Reduced GFAP Expression in Bergmann Glial Cells in the Cerebellum of Sigma-1 Receptor Knockout Mice Determines the Neurobehavioral Outcomes after Traumatic Brain Injury.

Neuroprotective effects of Sigma-1 receptor (S1R) ligands have been observed in multiple animal models of neurodegenerative diseases. Traumatic brain injury (TBI)-related neurodegeneration can induce long-lasting physical, cognitive, and behavioral disabilities.
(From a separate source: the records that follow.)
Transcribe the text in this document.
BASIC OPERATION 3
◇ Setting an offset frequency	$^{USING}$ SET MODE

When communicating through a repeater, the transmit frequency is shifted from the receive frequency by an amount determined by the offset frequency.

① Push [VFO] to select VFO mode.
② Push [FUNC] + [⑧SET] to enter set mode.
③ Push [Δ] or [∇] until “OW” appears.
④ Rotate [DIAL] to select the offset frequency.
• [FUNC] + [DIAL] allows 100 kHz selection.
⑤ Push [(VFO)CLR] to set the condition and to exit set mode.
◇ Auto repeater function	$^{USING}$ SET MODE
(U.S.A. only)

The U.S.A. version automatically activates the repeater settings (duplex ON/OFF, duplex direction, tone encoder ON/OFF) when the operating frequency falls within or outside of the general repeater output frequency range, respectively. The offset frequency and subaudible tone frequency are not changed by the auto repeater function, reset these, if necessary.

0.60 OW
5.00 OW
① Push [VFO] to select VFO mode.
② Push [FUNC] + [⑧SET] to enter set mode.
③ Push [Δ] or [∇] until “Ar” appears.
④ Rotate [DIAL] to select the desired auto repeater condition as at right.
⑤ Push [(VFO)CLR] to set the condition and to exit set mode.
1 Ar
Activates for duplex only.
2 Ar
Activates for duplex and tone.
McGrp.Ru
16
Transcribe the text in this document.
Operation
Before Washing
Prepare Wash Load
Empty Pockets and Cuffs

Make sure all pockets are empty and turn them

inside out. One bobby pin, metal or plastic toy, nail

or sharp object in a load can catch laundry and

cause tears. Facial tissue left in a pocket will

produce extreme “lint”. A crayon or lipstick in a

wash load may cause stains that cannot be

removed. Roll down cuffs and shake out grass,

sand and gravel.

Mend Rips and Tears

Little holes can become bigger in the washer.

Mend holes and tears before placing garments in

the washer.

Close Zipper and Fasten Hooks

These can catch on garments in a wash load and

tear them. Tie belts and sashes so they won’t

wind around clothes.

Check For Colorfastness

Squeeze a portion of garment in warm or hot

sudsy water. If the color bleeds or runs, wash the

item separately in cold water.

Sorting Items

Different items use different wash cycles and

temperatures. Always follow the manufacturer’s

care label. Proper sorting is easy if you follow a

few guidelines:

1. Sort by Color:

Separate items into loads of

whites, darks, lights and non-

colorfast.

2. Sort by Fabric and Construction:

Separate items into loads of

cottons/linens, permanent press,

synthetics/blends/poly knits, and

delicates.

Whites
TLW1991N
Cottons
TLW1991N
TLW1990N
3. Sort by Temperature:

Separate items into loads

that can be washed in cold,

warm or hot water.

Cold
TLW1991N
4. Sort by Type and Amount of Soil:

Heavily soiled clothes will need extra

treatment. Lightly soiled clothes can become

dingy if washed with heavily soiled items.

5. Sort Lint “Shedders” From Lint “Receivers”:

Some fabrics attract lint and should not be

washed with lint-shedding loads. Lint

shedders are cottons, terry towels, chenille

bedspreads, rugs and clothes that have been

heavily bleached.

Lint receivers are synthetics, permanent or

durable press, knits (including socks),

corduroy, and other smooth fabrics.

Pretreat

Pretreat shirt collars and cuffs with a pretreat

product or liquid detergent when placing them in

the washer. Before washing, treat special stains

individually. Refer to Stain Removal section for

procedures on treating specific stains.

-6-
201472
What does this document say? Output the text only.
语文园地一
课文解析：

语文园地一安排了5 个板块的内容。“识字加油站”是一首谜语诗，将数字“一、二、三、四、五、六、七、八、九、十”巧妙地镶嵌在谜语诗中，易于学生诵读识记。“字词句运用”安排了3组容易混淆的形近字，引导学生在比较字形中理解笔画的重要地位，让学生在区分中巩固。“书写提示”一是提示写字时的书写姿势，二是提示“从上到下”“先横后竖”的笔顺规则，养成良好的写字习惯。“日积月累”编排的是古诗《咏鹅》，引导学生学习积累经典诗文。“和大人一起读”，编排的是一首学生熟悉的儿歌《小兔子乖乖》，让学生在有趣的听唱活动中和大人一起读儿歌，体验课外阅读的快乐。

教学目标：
The aim of our study was to evaluate the role of S1R in the development of neurological deficits after TBI. Adult male wild-type CD-1 (WT) and S1R knockout (S1R-/-) mice were subjected to lateral fluid percussion injury, and behavioral and histological outcomes were assessed for up to 12 months postinjury. Neurological deficits and motor coordination impairment were less pronounced in S1R-/- mice with TBI than in WT mice with TBI 24 h after injury. TBI-induced short-term memory impairments were present in WT but not S1R-/- mice 7 months after injury. Compared to WT animals, S1R-/- mice exhibited better motor coordination and less pronounced despair behavior for up to 12 months postinjury. TBI induced astrocyte activation in the cortex of WT but not S1R-/- mice. S1R-/- mice presented a significantly reduced GFAP expression in Bergmann glial cells in the molecular layer of the cerebellum compared to WT mice. Our findings suggest that S1R deficiency reduces TBI-induced motor coordination impairments by reducing GFAP expression in Bergmann glial cells in the cerebellum.